The session’s top weanling was a colt from the first crop of WinStar Farm stallion Fed Biz who sold to Machmer Hall for $170,000.

Bred in Kentucky by T. F. VanMeter, the dark bay or brown colt is the first foal out of the unplaced Purge mare Ascot Momma. He is from the family of Grade 2-placed stakes winner Five Star Momma, who was the most expensive horse of this year’s Book 3, selling to Star Guitar Inc. for $550,000.

Verrazano, a resident of Ashford Stud, was the leading covering sire on Monday, with three in-foal mares bringing $279,000. He was also the top covering sire by average sale price among those with three or more mares sold at $93,000.

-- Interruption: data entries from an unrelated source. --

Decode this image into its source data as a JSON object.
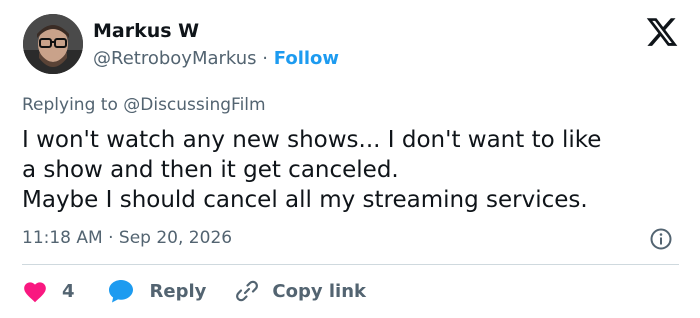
{
  "author": {
    "name": "Markus W",
    "handle": "@RetroboyMarkus",
    "separator": "·",
    "follow_label": "Follow"
  },
  "replying": {
    "prefix": "Replying to",
    "to": "@DiscussingFilm"
  },
  "tweet": {
    "lines": [
      "I won't watch any new shows... I don't want to like",
      "a show and then it get canceled.",
      "Maybe I should cancel all my streaming services."
    ]
  },
  "meta": {
    "time": "11:18 AM",
    "separator": "·",
    "date": "Sep 20, 2026"
  },
  "actions": {
    "like_count": "4",
    "reply_label": "Reply",
    "copy_label": "Copy link"
  },
  "colors": {
    "accent": "#1d9bf0",
    "like": "#f91880",
    "muted": "#536471",
    "text": "#0f1419"
  },
  "icons": {
    "brand": "x-logo-icon",
    "info": "info-icon",
    "like": "heart-icon",
    "reply": "chat-bubble-icon",
    "copy": "link-icon"
  }
}
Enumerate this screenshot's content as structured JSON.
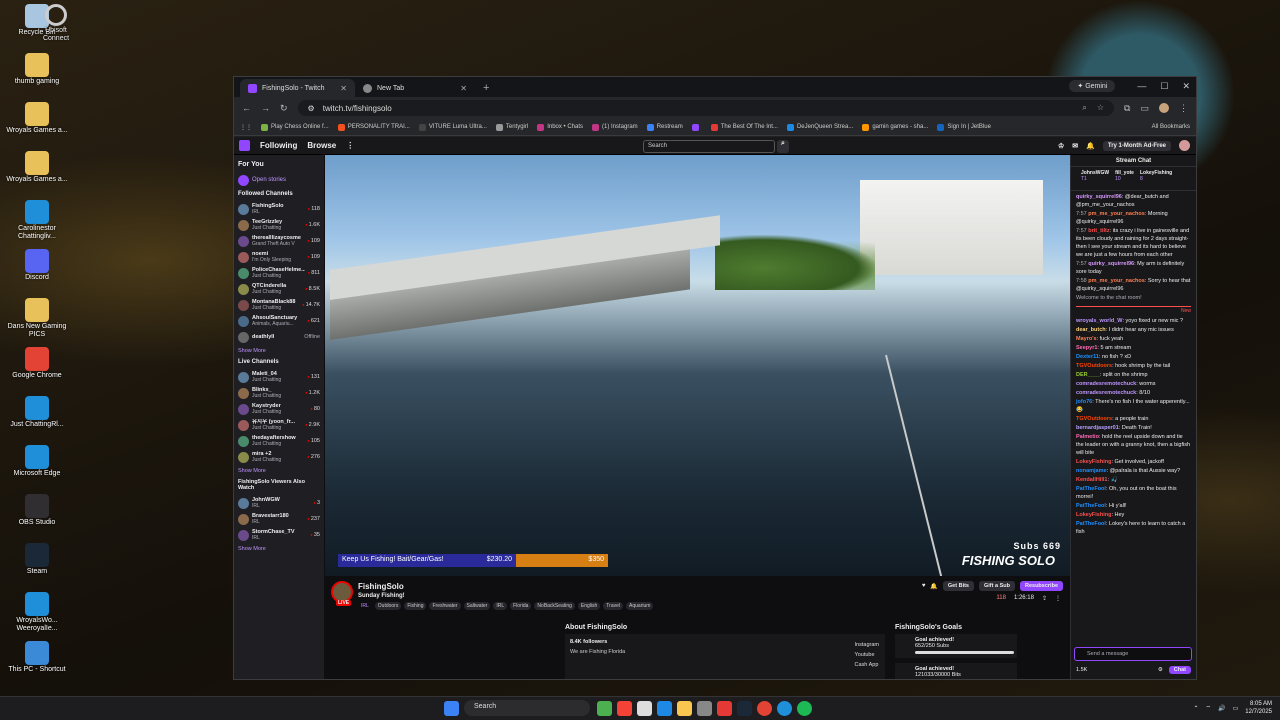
{
  "desktop": {
    "icons": [
      {
        "label": "Recycle Bin",
        "icon": "recycle-bin-icon",
        "color": "#a8c6e0"
      },
      {
        "label": "thumb gaming",
        "icon": "folder-icon",
        "color": "#e8c15a"
      },
      {
        "label": "Wroyals Games a...",
        "icon": "folder-icon",
        "color": "#e8c15a"
      },
      {
        "label": "Wroyals Games a...",
        "icon": "folder-icon",
        "color": "#e8c15a"
      },
      {
        "label": "Carolinestor Chattingliv...",
        "icon": "edge-icon",
        "color": "#1e8fd8"
      },
      {
        "label": "Discord",
        "icon": "discord-icon",
        "color": "#5865f2"
      },
      {
        "label": "Dans New Gaming PICS",
        "icon": "folder-icon",
        "color": "#e8c15a"
      },
      {
        "label": "Google Chrome",
        "icon": "chrome-icon",
        "color": "#e24335"
      },
      {
        "label": "Just ChattingRl...",
        "icon": "edge-icon",
        "color": "#1e8fd8"
      },
      {
        "label": "Microsoft Edge",
        "icon": "edge-icon",
        "color": "#1e8fd8"
      },
      {
        "label": "OBS Studio",
        "icon": "obs-icon",
        "color": "#302e31"
      },
      {
        "label": "Steam",
        "icon": "steam-icon",
        "color": "#1b2838"
      },
      {
        "label": "WroyalsWo... WeeroyalIe...",
        "icon": "edge-icon",
        "color": "#1e8fd8"
      },
      {
        "label": "This PC - Shortcut",
        "icon": "monitor-icon",
        "color": "#3a8ad8"
      }
    ],
    "ubisoft": "Ubisoft Connect"
  },
  "browser": {
    "tabs": [
      {
        "title": "FishingSolo - Twitch"
      },
      {
        "title": "New Tab"
      }
    ],
    "gemini": "Gemini",
    "url": "twitch.tv/fishingsolo",
    "bookmarks": [
      "Play Chess Online f...",
      "PERSONALITY TRAI...",
      "VITURE Luma Ultra...",
      "Tentygirl",
      "Inbox • Chats",
      "(1) Instagram",
      "Restream",
      "",
      "The Best Of The Int...",
      "DeJenQueen Strea...",
      "gamin games - sha...",
      "Sign In | JetBlue"
    ],
    "all_bookmarks": "All Bookmarks"
  },
  "twitch": {
    "nav": {
      "following": "Following",
      "browse": "Browse",
      "search_placeholder": "Search",
      "ad_free": "Try 1-Month Ad-Free"
    },
    "side": {
      "for_you": "For You",
      "open_stories": "Open stories",
      "followed_h": "Followed Channels",
      "followed": [
        {
          "n": "FishingSolo",
          "c": "IRL",
          "v": "118"
        },
        {
          "n": "TeeGrizzley",
          "c": "Just Chatting",
          "v": "1.6K"
        },
        {
          "n": "therealllizaycosme",
          "c": "Grand Theft Auto V",
          "v": "109"
        },
        {
          "n": "noemi",
          "c": "I'm Only Sleeping",
          "v": "109"
        },
        {
          "n": "PoliceChaseHelme...",
          "c": "Just Chatting",
          "v": "811"
        },
        {
          "n": "QTCinderella",
          "c": "Just Chatting",
          "v": "8.5K"
        },
        {
          "n": "MontanaBlack88",
          "c": "Just Chatting",
          "v": "14.7K"
        },
        {
          "n": "AhsoulSanctuary",
          "c": "Animals, Aquariu...",
          "v": "621"
        },
        {
          "n": "deathlyll",
          "c": "",
          "v": "Offline"
        }
      ],
      "show_more": "Show More",
      "live_h": "Live Channels",
      "live": [
        {
          "n": "Maleti_04",
          "c": "Just Chatting",
          "v": "131"
        },
        {
          "n": "Blinkx_",
          "c": "Just Chatting",
          "v": "1.2K"
        },
        {
          "n": "Kaystryder",
          "c": "Just Chatting",
          "v": "80"
        },
        {
          "n": "유지우 (yoon_fr...",
          "c": "Just Chatting",
          "v": "2.9K"
        },
        {
          "n": "thedayaftershow",
          "c": "Just Chatting",
          "v": "105"
        },
        {
          "n": "mira +2",
          "c": "Just Chatting",
          "v": "276"
        }
      ],
      "also_h": "FishingSolo Viewers Also Watch",
      "also": [
        {
          "n": "JohnWGW",
          "c": "IRL",
          "v": "3"
        },
        {
          "n": "Bravestarr180",
          "c": "IRL",
          "v": "237"
        },
        {
          "n": "StormChase_TV",
          "c": "IRL",
          "v": "35"
        }
      ]
    },
    "video": {
      "goal_text": "Keep Us Fishing! Bait/Gear/Gas!",
      "goal_raised": "$230.20",
      "goal_target": "$350",
      "subs": "Subs 669",
      "watermark": "FISHING SOLO"
    },
    "info": {
      "channel": "FishingSolo",
      "live": "LIVE",
      "title": "Sunday Fishing!",
      "category": "IRL",
      "tags": [
        "Outdoors",
        "Fishing",
        "Freshwater",
        "Saltwater",
        "IRL",
        "Florida",
        "NoBackSeating",
        "English",
        "Travel",
        "Aquarium"
      ],
      "get_bits": "Get Bits",
      "gift_sub": "Gift a Sub",
      "resubscribe": "Resubscribe",
      "viewers": "118",
      "uptime": "1:26:18",
      "about_h": "About FishingSolo",
      "followers": "8.4K followers",
      "bio": "We are Fishing Florida",
      "links": [
        "Instagram",
        "Youtube",
        "Cash App"
      ],
      "goals_h": "FishingSolo's Goals",
      "goals": [
        {
          "t": "Goal achieved!",
          "d": "652/250 Subs",
          "progress": 1
        },
        {
          "t": "Goal achieved!",
          "d": "121033/30000 Bits",
          "progress": 1
        }
      ]
    },
    "chat": {
      "header": "Stream Chat",
      "pins": [
        {
          "user": "JohnsWGW",
          "sub": "T1"
        },
        {
          "user": "fill_yote",
          "sub": "10"
        },
        {
          "user": "LokeyFishing",
          "sub": "8"
        }
      ],
      "messages": [
        {
          "t": "",
          "u": "quirky_squirrel96",
          "c": "#d89aff",
          "m": "@dear_butch and @pm_me_your_nachos"
        },
        {
          "t": "7:57",
          "u": "pm_me_your_nachos",
          "c": "#ff7f50",
          "m": "Morning @quirky_squirrel96"
        },
        {
          "t": "7:57",
          "u": "brit_tiltz",
          "c": "#ff4f4d",
          "m": "its crazy i live in gainesville and its been cloudy and raining for 2 days straight- then I see your stream and its hard to believe we are just a few hours from each other"
        },
        {
          "t": "7:57",
          "u": "quirky_squirrel96",
          "c": "#d89aff",
          "m": "My arm is definitely sore today"
        },
        {
          "t": "7:58",
          "u": "pm_me_your_nachos",
          "c": "#ff7f50",
          "m": "Sorry to hear that @quirky_squirrel96"
        },
        {
          "t": "",
          "u": "",
          "c": "#adadb8",
          "m": "Welcome to the chat room!"
        }
      ],
      "new_label": "New",
      "messages2": [
        {
          "u": "wroyals_world_W",
          "c": "#bf94ff",
          "m": "yoyo fixed ur new mic ?"
        },
        {
          "u": "dear_butch",
          "c": "#ffd37a",
          "m": "I didnt hear any mic issues"
        },
        {
          "u": "Mayro's",
          "c": "#ff7f50",
          "m": "fuck yeah"
        },
        {
          "u": "Seepyr1",
          "c": "#ff69b4",
          "m": "5 am stream"
        },
        {
          "u": "Dexter11",
          "c": "#1e90ff",
          "m": "no fish ? xD"
        },
        {
          "u": "TGVOutdoors",
          "c": "#ff4500",
          "m": "hook shrimp by the tail"
        },
        {
          "u": "DER____",
          "c": "#9acd32",
          "m": "split on the shrimp"
        },
        {
          "u": "comradesremotechuck",
          "c": "#bf94ff",
          "m": "worms"
        },
        {
          "u": "comradesremotechuck",
          "c": "#bf94ff",
          "m": "8/10"
        },
        {
          "u": "jofo76",
          "c": "#1e90ff",
          "m": "There's no fish I the water apperently...😂"
        },
        {
          "u": "TGVOutdoors",
          "c": "#ff4500",
          "m": "a people train"
        },
        {
          "u": "bernardjasper01",
          "c": "#b8a0ff",
          "m": "Death Train!"
        },
        {
          "u": "Palmetio",
          "c": "#ff69b4",
          "m": "hold the reel upside down and tie the leader on with a granny knot, then a bigfish will bite"
        },
        {
          "u": "LokeyFishing",
          "c": "#ff4f4d",
          "m": "Get involved, jackoff"
        },
        {
          "u": "nonamjame",
          "c": "#1e90ff",
          "m": "@palrala is that Aussie way?"
        },
        {
          "u": "KendallHill1",
          "c": "#ff4f4d",
          "m": "🎣"
        },
        {
          "u": "PatTheFool",
          "c": "#1e90ff",
          "m": "Oh, you out on the boat this morrei!"
        },
        {
          "u": "PatTheFool",
          "c": "#1e90ff",
          "m": "Hi y'all!"
        },
        {
          "u": "LokeyFishing",
          "c": "#ff4f4d",
          "m": "Hey"
        },
        {
          "u": "PatTheFool",
          "c": "#1e90ff",
          "m": "Lokey's here to learn to catch a fish"
        }
      ],
      "input_placeholder": "Send a message",
      "points": "1.5K",
      "send": "Chat"
    }
  },
  "taskbar": {
    "search": "Search",
    "time": "8:05 AM",
    "date": "12/7/2025"
  }
}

To little surprise, Lane’s End was Monday’s leading consignor, with 47 horses sold for $5,903,700. The lone purchase of the session-topper propelled Three Chimneys Farm to the top of the buyer list.

At the end of seven sessions, a total of 1,408 horses traded for $193,177,300, down 2 percent from the same point of last year’s edition when 1,462 horses brought $197,177,300.

The cumulative average sale price was up 1 percent to $137,200 from $135,386, while the median went unchanged at $65,000. The buyback rate closed at 30 percent, up from 27 percent in 2015.

The Keeneland November sale continues daily through Nov. 20, with sessions beginning at 10 a.m. Eastern.